Pseudomonas aeruginosa DNA extraction - (May/06/2015 )
I read in some papers that genomic DNA can be extracted by simple boiling ( which looks very easy). I am not sure if this is a good method compared to extraction kits. Could any one help re this issue, as I actually have an extraction kit from which I lost the RNase, and that is why I cannot use it.
The question here is: what do you want to do with the DNA? If for instance, you were just amplifying a gene by PCR, then boiling might be enough, but other applications might require much higher quality DNA, in which case you could use a kit or almost any genomic DNA extraction procedure.
Many thanks
Yes I will amplify some genes by PCR, so I guess will be ok then
But I read many techniques, in some they just do boiling, and in others they add some TE buffer!! so which is better?
Boiling basically just ruptures the cell walls so that the DNA and other cellular components are just floating around in a "soup". This soup can cause inhibition of the PCR, damage to the DNA and all sorts of problems for other methods such as cloning. Usually boiling would be done in a buffered solution, such as TE, which contains EDTA (metal ion chelator) and will hopefully inhibit many DNA damaging enzymes, as these usually require metal co-factors.
Other extraction methods lead to much cleaner DNA, which will last longer once extracted and are less likely to lead to problems for down-stream applications, but are still likely to end up suspended in TE, which preserves the DNA by buffering the environment so that acid hydrolysis of the DNA doesn't occur, and the EDTA prevents things growing in the solution.
Many Thanks.
In that the extraction kit is much better even for PCR, but I am having the issue of the missing RNase, can I use it without the RNase?
Yes, but you can also buy RNases and they are incredibly stable (will renature after autoclaving...) so if you find an old vial in the lab, it will most likely still work.
I routinely run PCR on p.aeruginosa, and don't bother with extraction. I coloney pick using a 10µL tip into 80µL water, use 1µL of that for template in the PCR and just add a 10 minute 95˚C step before whatever PCR I'm doing. Works like a charm.
bob1 on Sat May 9 08:36:07 2015 said:
Yes, but you can also buy RNases and they are incredibly stable (will renature after autoclaving...) so if you find an old vial in the lab, it will most likely still work.
Does this mean that by autoclaving RNase it becomes active again? I will look for some.
the problem is that ordering RNase will take months
pstils on Sat May 9 21:25:42 2015 said:
I routinely run PCR on p.aeruginosa, and don't bother with extraction. I coloney pick using a 10µL tip into 80µL water, use 1µL of that for template in the PCR and just add a 10 minute 95˚C step before whatever PCR I'm doing. Works like a charm.

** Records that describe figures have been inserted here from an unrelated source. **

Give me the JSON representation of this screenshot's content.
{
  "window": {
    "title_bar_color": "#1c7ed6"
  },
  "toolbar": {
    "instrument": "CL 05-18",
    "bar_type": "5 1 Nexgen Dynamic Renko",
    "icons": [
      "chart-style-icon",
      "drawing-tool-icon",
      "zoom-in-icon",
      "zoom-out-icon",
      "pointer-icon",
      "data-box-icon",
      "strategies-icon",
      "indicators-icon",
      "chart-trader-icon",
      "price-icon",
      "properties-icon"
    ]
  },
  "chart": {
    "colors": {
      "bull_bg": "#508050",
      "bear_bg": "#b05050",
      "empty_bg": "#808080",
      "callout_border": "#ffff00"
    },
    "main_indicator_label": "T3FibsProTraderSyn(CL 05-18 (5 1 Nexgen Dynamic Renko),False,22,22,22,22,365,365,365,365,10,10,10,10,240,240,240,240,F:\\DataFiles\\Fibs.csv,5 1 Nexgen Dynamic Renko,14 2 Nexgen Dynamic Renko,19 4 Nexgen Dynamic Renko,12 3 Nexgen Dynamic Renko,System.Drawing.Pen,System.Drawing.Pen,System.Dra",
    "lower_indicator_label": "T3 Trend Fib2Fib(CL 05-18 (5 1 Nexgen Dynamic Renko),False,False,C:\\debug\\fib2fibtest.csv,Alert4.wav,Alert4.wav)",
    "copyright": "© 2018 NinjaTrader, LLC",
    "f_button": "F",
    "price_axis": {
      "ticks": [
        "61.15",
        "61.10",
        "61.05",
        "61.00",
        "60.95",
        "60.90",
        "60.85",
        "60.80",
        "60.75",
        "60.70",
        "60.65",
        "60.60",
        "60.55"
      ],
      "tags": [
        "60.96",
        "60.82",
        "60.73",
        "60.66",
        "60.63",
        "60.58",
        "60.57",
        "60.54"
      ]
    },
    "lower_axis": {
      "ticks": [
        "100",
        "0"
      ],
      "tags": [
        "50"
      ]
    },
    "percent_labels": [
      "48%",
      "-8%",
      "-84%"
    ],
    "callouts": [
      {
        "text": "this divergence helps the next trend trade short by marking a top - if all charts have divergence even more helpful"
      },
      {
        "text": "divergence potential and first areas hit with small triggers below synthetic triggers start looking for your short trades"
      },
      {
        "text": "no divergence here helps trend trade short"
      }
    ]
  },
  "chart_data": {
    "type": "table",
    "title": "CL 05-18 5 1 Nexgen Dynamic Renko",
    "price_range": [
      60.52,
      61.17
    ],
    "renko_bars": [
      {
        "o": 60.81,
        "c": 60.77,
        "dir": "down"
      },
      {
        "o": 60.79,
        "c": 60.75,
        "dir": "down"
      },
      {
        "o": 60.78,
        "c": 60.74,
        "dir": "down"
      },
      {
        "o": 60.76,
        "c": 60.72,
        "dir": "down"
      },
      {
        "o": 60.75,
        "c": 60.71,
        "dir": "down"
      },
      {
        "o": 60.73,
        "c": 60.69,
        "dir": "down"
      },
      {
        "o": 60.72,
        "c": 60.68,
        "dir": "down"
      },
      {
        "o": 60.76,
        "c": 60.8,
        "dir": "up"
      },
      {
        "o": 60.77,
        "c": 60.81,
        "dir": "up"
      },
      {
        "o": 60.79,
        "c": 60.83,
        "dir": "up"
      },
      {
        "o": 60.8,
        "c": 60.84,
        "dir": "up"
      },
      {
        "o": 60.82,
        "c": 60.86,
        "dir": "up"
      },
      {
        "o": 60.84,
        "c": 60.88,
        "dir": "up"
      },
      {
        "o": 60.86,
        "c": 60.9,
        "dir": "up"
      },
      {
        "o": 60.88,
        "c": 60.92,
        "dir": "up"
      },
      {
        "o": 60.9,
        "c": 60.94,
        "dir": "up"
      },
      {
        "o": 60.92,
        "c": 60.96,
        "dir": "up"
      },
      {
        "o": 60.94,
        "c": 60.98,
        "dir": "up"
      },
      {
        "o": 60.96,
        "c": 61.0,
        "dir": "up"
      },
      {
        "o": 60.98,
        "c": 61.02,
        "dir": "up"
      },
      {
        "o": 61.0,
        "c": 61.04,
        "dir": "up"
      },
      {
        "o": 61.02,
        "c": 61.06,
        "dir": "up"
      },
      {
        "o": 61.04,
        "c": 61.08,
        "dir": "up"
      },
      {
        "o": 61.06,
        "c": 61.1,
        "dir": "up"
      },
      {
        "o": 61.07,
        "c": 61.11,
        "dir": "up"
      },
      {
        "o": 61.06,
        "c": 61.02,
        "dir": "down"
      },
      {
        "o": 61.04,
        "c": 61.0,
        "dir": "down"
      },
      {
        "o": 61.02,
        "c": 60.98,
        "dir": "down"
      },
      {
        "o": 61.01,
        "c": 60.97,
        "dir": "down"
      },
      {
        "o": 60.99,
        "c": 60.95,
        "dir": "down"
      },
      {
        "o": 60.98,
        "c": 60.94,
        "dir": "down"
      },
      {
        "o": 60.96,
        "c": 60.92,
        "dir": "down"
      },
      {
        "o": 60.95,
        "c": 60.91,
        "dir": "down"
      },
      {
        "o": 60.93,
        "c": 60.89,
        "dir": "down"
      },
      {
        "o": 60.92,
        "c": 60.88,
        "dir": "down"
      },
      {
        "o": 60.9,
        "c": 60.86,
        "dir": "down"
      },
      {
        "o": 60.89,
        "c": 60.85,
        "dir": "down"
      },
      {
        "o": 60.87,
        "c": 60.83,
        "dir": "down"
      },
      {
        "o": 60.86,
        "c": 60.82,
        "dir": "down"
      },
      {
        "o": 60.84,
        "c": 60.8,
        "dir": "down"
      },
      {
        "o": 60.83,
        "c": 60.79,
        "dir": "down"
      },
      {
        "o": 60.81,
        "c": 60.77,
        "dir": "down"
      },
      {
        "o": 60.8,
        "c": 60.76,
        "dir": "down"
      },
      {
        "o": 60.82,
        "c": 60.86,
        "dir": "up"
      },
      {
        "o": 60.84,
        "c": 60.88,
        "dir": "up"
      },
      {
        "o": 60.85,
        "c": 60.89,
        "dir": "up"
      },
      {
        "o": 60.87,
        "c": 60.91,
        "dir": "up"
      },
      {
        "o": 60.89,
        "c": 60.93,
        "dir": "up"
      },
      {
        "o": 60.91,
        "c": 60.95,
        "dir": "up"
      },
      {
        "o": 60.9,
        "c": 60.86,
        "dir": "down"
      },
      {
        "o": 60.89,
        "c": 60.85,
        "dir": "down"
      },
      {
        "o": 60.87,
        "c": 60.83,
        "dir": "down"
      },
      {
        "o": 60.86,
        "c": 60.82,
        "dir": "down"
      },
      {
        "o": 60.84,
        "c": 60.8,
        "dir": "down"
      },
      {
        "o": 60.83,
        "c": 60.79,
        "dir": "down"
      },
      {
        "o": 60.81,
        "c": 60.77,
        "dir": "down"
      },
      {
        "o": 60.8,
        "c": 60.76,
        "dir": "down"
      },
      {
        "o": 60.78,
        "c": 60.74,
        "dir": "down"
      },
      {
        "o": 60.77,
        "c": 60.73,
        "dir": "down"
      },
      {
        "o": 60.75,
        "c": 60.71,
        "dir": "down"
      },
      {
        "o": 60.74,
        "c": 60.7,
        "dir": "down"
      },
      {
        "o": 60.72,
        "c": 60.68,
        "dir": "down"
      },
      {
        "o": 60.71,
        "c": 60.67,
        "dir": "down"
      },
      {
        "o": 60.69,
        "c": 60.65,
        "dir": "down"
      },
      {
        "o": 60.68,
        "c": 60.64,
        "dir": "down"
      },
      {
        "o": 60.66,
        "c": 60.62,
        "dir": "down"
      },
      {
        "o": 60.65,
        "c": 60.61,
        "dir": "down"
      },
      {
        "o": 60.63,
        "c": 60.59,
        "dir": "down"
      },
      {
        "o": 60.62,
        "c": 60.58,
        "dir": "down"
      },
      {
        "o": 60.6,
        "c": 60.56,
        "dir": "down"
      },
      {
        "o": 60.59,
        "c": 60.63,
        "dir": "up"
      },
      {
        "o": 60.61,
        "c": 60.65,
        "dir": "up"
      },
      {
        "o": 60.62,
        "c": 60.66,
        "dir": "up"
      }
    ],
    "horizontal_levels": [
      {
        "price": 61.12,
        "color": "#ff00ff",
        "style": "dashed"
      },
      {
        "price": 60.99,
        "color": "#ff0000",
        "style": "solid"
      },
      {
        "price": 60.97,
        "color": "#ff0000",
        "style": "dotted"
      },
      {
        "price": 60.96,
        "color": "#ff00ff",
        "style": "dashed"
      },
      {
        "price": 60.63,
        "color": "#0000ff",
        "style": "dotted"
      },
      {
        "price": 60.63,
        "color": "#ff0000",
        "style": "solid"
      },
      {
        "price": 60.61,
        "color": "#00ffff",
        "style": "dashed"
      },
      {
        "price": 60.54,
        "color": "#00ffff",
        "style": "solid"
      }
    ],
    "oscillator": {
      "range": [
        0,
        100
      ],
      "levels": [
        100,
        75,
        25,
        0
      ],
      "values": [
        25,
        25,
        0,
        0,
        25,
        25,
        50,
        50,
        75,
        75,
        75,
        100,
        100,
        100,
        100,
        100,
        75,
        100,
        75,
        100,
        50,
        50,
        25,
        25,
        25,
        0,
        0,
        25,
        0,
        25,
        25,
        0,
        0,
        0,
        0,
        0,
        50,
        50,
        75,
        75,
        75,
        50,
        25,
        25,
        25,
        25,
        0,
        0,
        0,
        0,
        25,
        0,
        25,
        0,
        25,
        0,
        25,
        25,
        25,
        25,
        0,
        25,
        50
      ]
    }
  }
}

This sounds very easy and interesting, I will try it and hope it will work
meedomada on Sat May 9 22:49:53 2015 said:
No, autoclaving won't make it active again, just that RNases can re-fold after being through an autoclave, as an example of their robustness.bob1 on Sat May 9 08:36:07 2015 said:
Does this mean that by autoclaving RNase it becomes active again? I will look for some.Yes, but you can also buy RNases and they are incredibly stable (will renature after autoclaving...) so if you find an old vial in the lab, it will most likely still work.
the problem is that ordering RNase will take months
Ordering shouldn't take months... where are you getting it from/delivering it to?You can get RNase H from Sigma-Aldrich that will ship today/tomorrow.